Friday, April 26, 2024

Kristina Khanenko DJs at a Subcentral event May 22 in Central Square. (Photo: Marc Levy)

After-school program problems

City Council, 5:30 p.m. Monday. Unhappiness around changes to after-school programming by the city’s Department of Human Services has made it back to the council after a summer flare-up and subsequent hearing June 30. Councillor Marc McGovern referred to “families feeling angry and frustrated” after a switch to a lottery system and last-minute notifications about which families had lucked out. He is calling for a report from city staff; brace yourself for some strong words from district parents (and possibly some elected officials).

In addition, with the expectation that the Unitarian Universalist Service Committee plans to sell its circa 1904 beaux-arts style Savings Bank Building at 698 Massachusetts Ave., Central Square, there’s a call for the city to consider buying it. The building’s 25,385 square feet could “meet any number of critical needs,” councillor E. Denise Simmons said. Preceding the meeting is a special 5 p.m. meeting of the council to hear from “young civic designers” proposing changes to the Ackermann Room at City Hall.

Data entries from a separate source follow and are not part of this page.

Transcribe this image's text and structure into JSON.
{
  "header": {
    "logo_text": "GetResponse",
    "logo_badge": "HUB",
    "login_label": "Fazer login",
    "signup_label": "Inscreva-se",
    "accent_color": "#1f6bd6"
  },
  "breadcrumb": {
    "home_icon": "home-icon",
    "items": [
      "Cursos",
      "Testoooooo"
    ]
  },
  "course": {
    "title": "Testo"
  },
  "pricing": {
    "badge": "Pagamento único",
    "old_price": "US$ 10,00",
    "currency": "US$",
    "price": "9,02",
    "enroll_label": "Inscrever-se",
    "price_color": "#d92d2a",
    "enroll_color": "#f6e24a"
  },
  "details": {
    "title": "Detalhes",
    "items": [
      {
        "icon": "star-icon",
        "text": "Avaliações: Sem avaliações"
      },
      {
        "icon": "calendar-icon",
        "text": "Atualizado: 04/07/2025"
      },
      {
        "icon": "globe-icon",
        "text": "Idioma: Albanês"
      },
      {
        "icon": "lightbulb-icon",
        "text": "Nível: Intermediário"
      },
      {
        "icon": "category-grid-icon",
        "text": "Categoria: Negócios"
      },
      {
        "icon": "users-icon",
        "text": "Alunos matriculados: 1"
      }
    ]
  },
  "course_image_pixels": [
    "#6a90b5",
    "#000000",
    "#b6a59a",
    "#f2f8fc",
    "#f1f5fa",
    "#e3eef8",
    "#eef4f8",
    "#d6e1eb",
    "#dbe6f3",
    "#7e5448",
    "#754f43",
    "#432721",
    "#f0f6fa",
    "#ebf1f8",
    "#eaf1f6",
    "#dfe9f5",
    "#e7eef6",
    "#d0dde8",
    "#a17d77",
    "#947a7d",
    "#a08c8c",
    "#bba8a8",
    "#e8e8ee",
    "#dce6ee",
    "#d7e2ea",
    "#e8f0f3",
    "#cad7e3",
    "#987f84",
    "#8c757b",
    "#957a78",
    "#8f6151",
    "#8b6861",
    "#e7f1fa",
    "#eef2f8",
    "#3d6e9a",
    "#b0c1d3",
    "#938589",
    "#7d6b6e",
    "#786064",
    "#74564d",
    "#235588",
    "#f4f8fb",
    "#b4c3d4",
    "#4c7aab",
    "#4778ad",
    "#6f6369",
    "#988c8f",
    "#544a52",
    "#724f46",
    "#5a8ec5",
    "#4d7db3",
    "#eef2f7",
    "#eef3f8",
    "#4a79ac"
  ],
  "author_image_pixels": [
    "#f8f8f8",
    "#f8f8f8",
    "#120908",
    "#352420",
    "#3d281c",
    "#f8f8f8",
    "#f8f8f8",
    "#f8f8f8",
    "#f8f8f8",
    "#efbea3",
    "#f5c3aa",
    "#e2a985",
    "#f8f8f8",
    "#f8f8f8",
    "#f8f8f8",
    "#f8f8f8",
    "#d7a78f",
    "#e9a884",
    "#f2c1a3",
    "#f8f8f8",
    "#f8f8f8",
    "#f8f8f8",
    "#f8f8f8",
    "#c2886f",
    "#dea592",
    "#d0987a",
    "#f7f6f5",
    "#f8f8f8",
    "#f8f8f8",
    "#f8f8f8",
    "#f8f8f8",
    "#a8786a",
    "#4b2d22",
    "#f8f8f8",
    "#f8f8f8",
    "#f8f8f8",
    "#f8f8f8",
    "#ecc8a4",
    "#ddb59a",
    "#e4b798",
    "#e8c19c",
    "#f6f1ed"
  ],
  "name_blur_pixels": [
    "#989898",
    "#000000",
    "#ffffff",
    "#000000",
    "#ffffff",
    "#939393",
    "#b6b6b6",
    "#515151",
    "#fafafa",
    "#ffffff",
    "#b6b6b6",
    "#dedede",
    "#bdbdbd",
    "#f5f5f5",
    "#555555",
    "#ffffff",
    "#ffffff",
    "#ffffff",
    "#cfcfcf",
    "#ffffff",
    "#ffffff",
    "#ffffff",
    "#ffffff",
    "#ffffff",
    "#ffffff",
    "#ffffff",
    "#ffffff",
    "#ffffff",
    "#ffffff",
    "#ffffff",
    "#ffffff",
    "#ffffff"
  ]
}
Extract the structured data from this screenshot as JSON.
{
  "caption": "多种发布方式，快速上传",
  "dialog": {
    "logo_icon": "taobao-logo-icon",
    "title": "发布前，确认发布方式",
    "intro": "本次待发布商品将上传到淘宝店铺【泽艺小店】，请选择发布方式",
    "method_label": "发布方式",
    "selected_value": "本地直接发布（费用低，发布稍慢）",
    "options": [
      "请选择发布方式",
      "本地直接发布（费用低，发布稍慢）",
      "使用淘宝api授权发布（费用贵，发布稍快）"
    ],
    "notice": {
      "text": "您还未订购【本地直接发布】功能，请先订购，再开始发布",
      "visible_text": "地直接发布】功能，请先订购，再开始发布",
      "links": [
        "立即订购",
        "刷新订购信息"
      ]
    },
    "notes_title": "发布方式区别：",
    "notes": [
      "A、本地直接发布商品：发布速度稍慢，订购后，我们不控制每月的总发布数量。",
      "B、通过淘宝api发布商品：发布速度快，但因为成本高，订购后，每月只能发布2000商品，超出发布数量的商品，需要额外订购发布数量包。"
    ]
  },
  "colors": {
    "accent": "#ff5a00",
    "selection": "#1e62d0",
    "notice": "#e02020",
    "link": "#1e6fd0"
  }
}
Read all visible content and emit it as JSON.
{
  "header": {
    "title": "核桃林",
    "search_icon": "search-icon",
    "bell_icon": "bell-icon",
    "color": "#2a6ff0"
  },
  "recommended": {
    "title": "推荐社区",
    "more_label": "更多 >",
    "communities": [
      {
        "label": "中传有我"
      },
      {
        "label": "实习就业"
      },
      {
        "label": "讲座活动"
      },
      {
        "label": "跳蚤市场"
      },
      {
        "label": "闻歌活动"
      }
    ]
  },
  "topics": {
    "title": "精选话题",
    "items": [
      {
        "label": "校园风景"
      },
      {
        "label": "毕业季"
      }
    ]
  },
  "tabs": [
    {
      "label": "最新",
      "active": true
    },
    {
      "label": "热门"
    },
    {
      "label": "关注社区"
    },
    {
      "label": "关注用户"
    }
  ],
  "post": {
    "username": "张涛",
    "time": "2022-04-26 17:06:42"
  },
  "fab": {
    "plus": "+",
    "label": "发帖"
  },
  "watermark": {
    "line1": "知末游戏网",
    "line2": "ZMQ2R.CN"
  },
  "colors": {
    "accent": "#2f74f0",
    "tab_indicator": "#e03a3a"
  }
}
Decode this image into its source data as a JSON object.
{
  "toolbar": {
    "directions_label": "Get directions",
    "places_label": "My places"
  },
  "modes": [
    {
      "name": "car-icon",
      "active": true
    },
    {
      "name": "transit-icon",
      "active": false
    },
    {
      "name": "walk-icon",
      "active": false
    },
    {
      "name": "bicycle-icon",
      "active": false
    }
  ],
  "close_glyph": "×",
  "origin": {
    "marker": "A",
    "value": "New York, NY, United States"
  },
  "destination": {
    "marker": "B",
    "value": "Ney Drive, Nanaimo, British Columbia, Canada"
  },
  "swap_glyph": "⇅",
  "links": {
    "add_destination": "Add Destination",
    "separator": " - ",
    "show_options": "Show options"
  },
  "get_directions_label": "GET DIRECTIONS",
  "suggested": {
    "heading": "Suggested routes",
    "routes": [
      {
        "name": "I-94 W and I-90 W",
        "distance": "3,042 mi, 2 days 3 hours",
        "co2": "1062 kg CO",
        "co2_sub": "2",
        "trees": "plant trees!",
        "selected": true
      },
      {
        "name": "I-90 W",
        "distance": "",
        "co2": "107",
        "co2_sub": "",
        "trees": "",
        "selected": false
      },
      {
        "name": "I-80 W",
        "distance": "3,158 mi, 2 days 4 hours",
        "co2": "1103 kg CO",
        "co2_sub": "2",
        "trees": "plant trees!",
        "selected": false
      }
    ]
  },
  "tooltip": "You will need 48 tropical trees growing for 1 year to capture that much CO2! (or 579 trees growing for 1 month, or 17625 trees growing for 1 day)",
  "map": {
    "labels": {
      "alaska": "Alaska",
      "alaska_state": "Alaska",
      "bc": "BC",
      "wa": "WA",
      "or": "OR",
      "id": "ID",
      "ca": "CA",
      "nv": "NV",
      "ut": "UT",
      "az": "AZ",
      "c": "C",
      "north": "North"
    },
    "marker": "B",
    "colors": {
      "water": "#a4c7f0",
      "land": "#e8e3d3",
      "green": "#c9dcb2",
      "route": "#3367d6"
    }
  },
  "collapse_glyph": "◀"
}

The council meets at City Hall, 795 Massachusetts Ave., Central Square. Televised and watchable by Zoom video conferencing.


Big revisions in Kendall project

Planning Board, 6:30 p.m. Tuesday. This is still the so-called Kendall Square Urban Renewal Plan of 2017 by developer Boston Properties, but with a massive rethinking caused by bringing in an Eversource electrical substation to spare a residential neighborhood, school and park. There’s around 800,000 square feet of new commercial development (in addition to a previously approved 1.1 million square feet), public open space to be located above the underground electric substation, demolition of the Blue Parking Garage to build underground parking and consolidation of two residential buildings into one at 135 Broadway – now with 465 apartments, up from 425 units that were at one time expected to include condos. Televised and watchable by Zoom video conferencing.


Conservation Districts change

Ordinance Committee, 5:30 to 7:30 p.m. Wednesday. This committee run by city councillors Marc McGovern and Dennis Carlone will discuss the Neighborhood Conservation District citizens petition. The idea comes from Loren Crowe, a dedicated opponent of the East Cambridge Neighborhood Conservation District now being weighed by a Historical Commission group under the process he hopes to change. Televised and watchable by Zoom video conferencing.


Subcentral wants to add dancing

License Commission, 10:30 a.m. to 1:30 p.m. Thursday. Is Central Square getting a new late-night dance club? Subcentral, which hosts classes for aspiring electronic music artists and studio producers and in May branched out into fashion, seeks an entertainment license for live and DJed music, dancing and light shows from 11 p.m. to 5 a.m. Fridays and Saturdays. The space at 645 Massachusetts Ave., deep belowground in a business district, is well suited and could provide a jolt to an eventual emergence from the Covid doldrums. (Update on Sept. 30, 2021: This hearing was moved to Oct. 19.)

The commission agenda also includes An Sibin seeking to serve alcohol at 1195 Cambridge St., Inman Square, which was the Richards family restaurant (and before that Tupelo), offering the area some Irish vibe and potentially live music and comedy; and a rehearing for Hot Chix after it missed its hoped-for July opening at 1220 Cambridge St., Inman Square, replacing Guangzhou Restaurant. There are also a few disciplinary hearings planned, including for Felipe’s Taqueria in Harvard Square, La Fabrica Central in Central Square, Dumpling Xuan in East Cambridge, Whole Foods in the Cambridge Highlands near Fresh Pond and Fresh Pond Auto Sales, where managers are accused of violating conditions of their license by having too many cars on site and selling as late as 11:15 p.m.

At 40 Thorndike, an office tower project in East Cambridge, contractors want to accelerate construction with permissions focused on “interior demolition and abatement” from 6 to 10 p.m. every day excluding Sunday for the five months from October to March, though a Sept. 15 email from developers reported “interior demo and abatement nearing completion.”

Watchable by Zoom video conferencing.

More recreational pot in Harvard

Harvard Square Advisory Committee, 6 p.m. Thursday. The committee plans to discuss a new retail cannabis special permit application for 98 Winthrop St., Harvard Square. This was the Healthy Pharms medical marijuana dispensary for less than a year until a lawsuit from the owner of the neighboring Crimson Galeria building forced its closing in March 2018 – part of why Cambridge now has only Revolutionary Clinics selling pot for patients, albeit in two locations. (Now Galeria owner Raj Dhanda is trying to host his own recreational cannabis franchise.) A Planning Board hearing for what would fill the former Pharms location hasn’t been scheduled, property owner Paul Overgaag said Saturday. Watchable by Zoom video conferencing.